Friday, May 30, 2014
Thai Peanut (or almond) Sauce
Peanut sauce has been somewhat trendy for a while, but I hadn't tried it myself until this week. My house tends to lean towards Italian, fresh Mexican, or old-fashioned American cuisine. We usually save Asian-inspired eats for when we dine out, which is a rarity. Craving noodles, specifically something Thai-ish, I couldn't find a recipe I liked enough online. So, I do what Super-Moms do and figured out how to make my own! I grabbed some buckwheat Soba noodles at the store and used whatever veggies I could find in my fridge. I roasted chicken thighs to make my Husbands dish a little more, well, "meatier". I used a mixture of almond and peanut butter. You could use either. Peanut does work better for this recipe, I think. I loved how my recipe turned out.
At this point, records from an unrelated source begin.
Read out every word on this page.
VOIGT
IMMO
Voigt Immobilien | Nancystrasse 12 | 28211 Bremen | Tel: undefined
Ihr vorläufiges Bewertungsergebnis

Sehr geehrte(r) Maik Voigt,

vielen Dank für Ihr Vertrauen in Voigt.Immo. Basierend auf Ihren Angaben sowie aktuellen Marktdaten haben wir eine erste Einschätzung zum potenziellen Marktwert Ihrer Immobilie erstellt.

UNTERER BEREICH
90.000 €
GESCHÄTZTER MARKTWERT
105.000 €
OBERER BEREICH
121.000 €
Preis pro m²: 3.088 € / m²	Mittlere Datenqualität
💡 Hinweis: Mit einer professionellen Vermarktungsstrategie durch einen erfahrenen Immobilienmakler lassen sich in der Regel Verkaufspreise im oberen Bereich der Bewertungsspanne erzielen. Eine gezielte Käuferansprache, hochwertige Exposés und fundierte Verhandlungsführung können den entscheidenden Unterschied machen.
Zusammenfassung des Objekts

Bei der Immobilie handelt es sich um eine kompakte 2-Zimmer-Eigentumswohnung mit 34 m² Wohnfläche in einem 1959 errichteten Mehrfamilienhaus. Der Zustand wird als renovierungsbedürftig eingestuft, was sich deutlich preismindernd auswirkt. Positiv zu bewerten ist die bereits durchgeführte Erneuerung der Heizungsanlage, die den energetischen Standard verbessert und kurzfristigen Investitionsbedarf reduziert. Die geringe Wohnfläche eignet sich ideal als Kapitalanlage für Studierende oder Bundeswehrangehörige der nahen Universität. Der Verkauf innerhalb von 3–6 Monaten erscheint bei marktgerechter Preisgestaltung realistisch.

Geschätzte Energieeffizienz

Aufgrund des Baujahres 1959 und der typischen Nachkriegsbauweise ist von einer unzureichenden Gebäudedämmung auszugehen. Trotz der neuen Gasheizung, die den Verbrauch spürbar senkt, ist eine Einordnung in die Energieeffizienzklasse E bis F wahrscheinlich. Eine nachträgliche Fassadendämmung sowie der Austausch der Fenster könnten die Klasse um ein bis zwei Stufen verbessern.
It's super simple and I think you'll enjoy it too.
Thai Peanut Sauce
1/2 Cup peanut butter or almond butter
1 piece of fresh ginger, peeled, about 1 inch x 1 inch
1 garlic clove
1 Tablespoon honey
1 Tablespoon thai chili paste
1/4 Cup low-sodium soy sauce
1 Tablespoon rice vinegar
1 Tablespoon Coconut Oil
2 Tablespoons Water
Everything in a blender until smooth. Will keep in a jar for up to 2 weeks.
I used my peanut sauce to dress soba noodles, chicken, edamame, purple cabbage, cilantro, and grated carrots. Tip- I think it's better served cold!